Time magazine has turned to Mohler for the conservative evangelical perspective…calling him the “reigning intellectual of the evangelical movement in the U.S.”
Editor’s Note: The following article is the lead story of the latest issue of Christianity Today. It is long (10 pages in the online version). A number of people, having read the article in the print format, have already commented on the story. We recommend that your read Justin Taylor’s comments BEFORE you read the Christianity Today story: Justin Taylor, The Gospel Coalition
At age 15, R. Albert Mohler Jr. had a crisis of faith. Two years earlier, his family had moved from the conservative idyll of Lakeland, Florida, to the other end of the world: Pompano Beach, 200 miles south, where Christian faith was by no means universal and the fleshpots of Miami beckoned. In Lakeland, life had revolved around Southside Baptist Church, a traditional congregation that treasured its “tall steeple, pipe organ, and things done decently and in order,” says Mohler.

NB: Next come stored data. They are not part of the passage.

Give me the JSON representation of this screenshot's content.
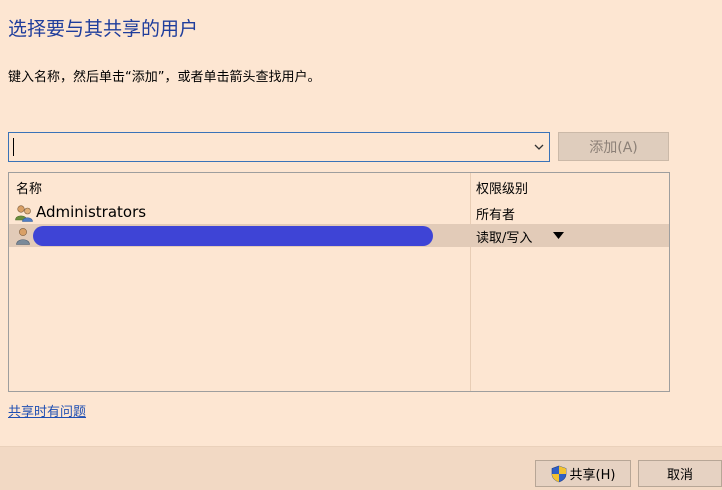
{
  "dialog": {
    "title": "选择要与其共享的用户",
    "instruction": "键入名称，然后单击“添加”，或者单击箭头查找用户。"
  },
  "entry": {
    "value": "",
    "add_button_label": "添加(A)"
  },
  "list": {
    "headers": {
      "name": "名称",
      "permission": "权限级别"
    },
    "rows": [
      {
        "name": "Administrators",
        "permission": "所有者",
        "icon": "group-users-icon"
      },
      {
        "name": "",
        "permission": "读取/写入",
        "icon": "user-icon",
        "selected": true
      }
    ]
  },
  "help": {
    "link_label": "共享时有问题"
  },
  "footer": {
    "share_label": "共享(H)",
    "cancel_label": "取消"
  },
  "colors": {
    "background": "#fde6d2",
    "title": "#1f3d9c",
    "link": "#1f4fb3",
    "focus_border": "#3a73b8",
    "selected_row": "#e2cbb8",
    "redaction": "#3e44d6"
  }
}
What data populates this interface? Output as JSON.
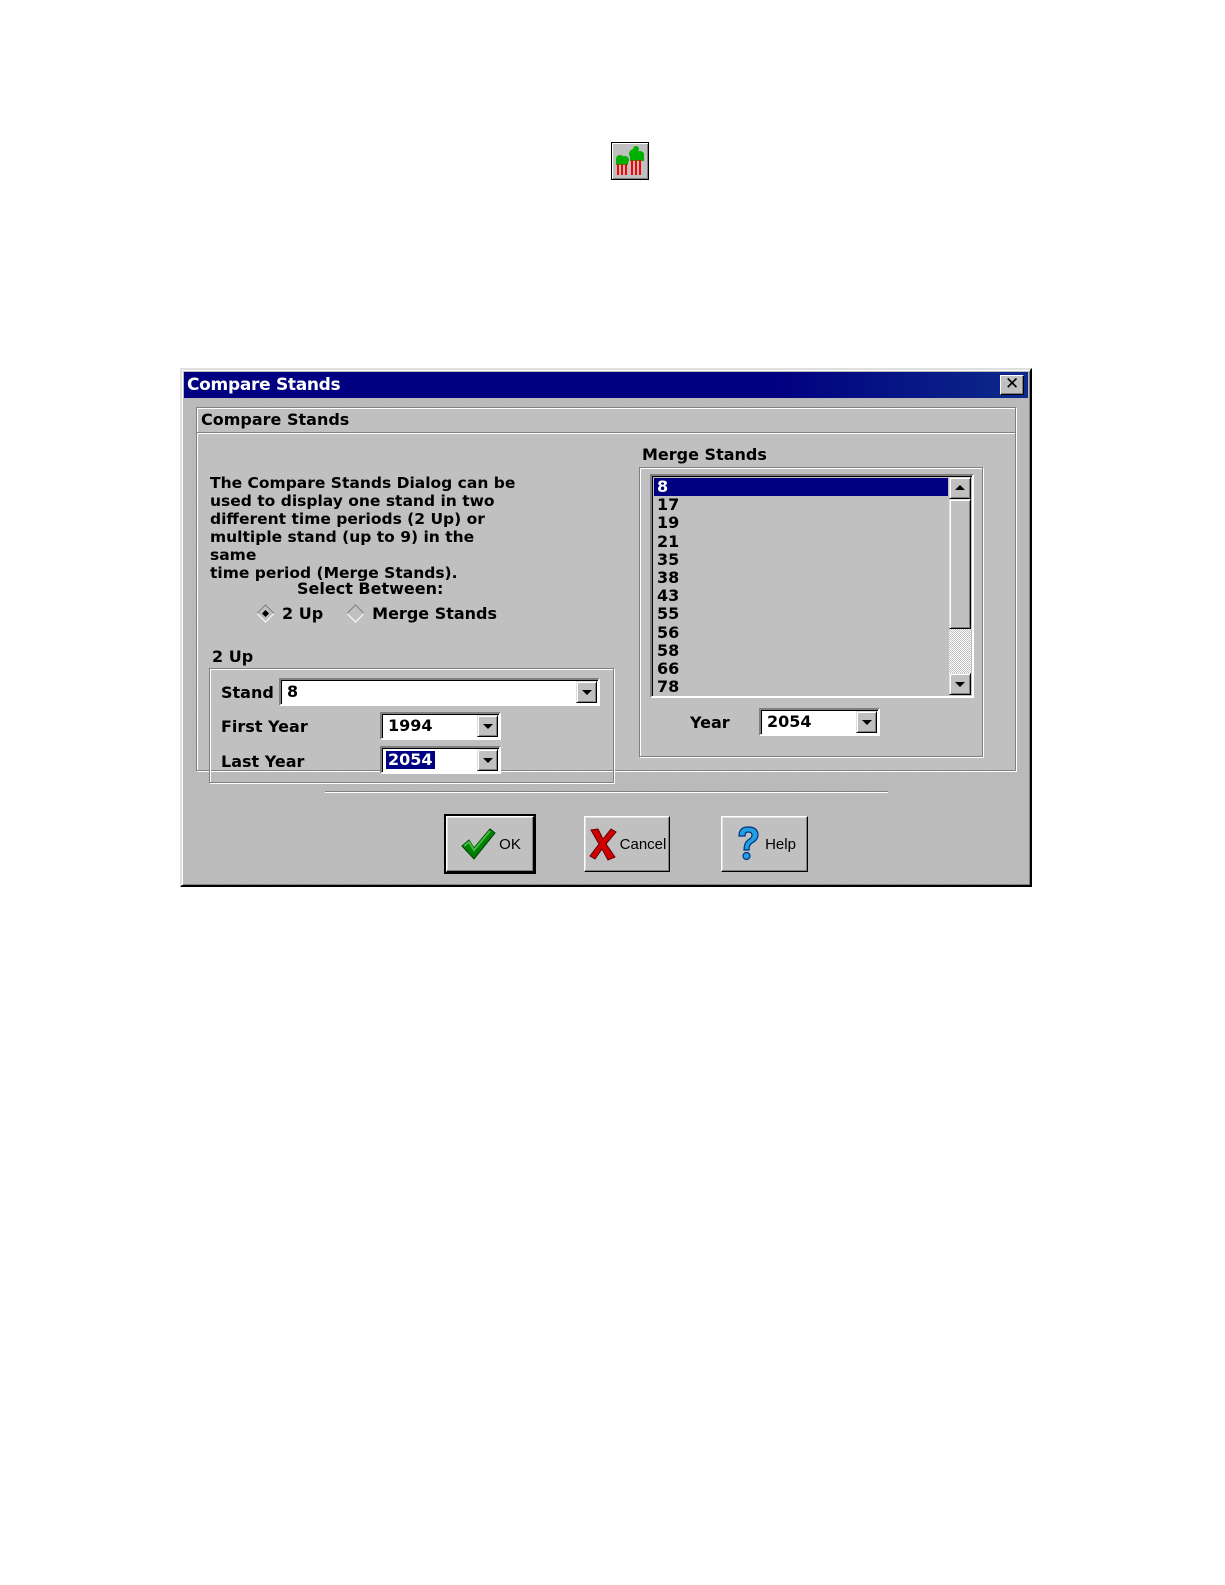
{
  "toolbar_icon": {
    "name": "compare-stands-icon",
    "colors": [
      "#00b000",
      "#ff0000",
      "#c0c0c0"
    ]
  },
  "dialog": {
    "title": "Compare Stands",
    "close_label": "✕",
    "group_title": "Compare Stands",
    "description": [
      "The Compare Stands Dialog can be",
      "used to display one stand in two",
      "different time periods (2 Up) or",
      "multiple stand (up to 9) in the same",
      "time period (Merge Stands)."
    ],
    "select_between_label": "Select Between:",
    "mode_options": [
      {
        "label": "2 Up",
        "checked": true
      },
      {
        "label": "Merge Stands",
        "checked": false
      }
    ],
    "two_up": {
      "title": "2 Up",
      "stand_label": "Stand",
      "stand_value": "8",
      "first_year_label": "First Year",
      "first_year_value": "1994",
      "last_year_label": "Last Year",
      "last_year_value": "2054"
    },
    "merge": {
      "title": "Merge Stands",
      "items": [
        "8",
        "17",
        "19",
        "21",
        "35",
        "38",
        "43",
        "55",
        "56",
        "58",
        "66",
        "78"
      ],
      "selected_item": "8",
      "year_label": "Year",
      "year_value": "2054"
    },
    "buttons": {
      "ok": "OK",
      "cancel": "Cancel",
      "help": "Help"
    }
  }
}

“…It was an intact culture, so the messages I was receiving at home and church were the same messages I was receiving in public school,” he says, “and I just considered that’s the way the world was and always would be.”
In Pompano Beach, torn from everything he knew, Mohler found himself in class sitting next to the children of rabbis and Roman Catholics, the high-school honors curriculum stirring in his mind the biggest questions of existence.
The curious teen’s youth pastor…had no answers to his questions. He took the boy to meet the minister of a fast-growing congregation down the highway in Fort Lauderdale: Coral Ridge Presbyterian Church. D. James Kennedy listened to Mohler and knew just the antidote to his anxieties.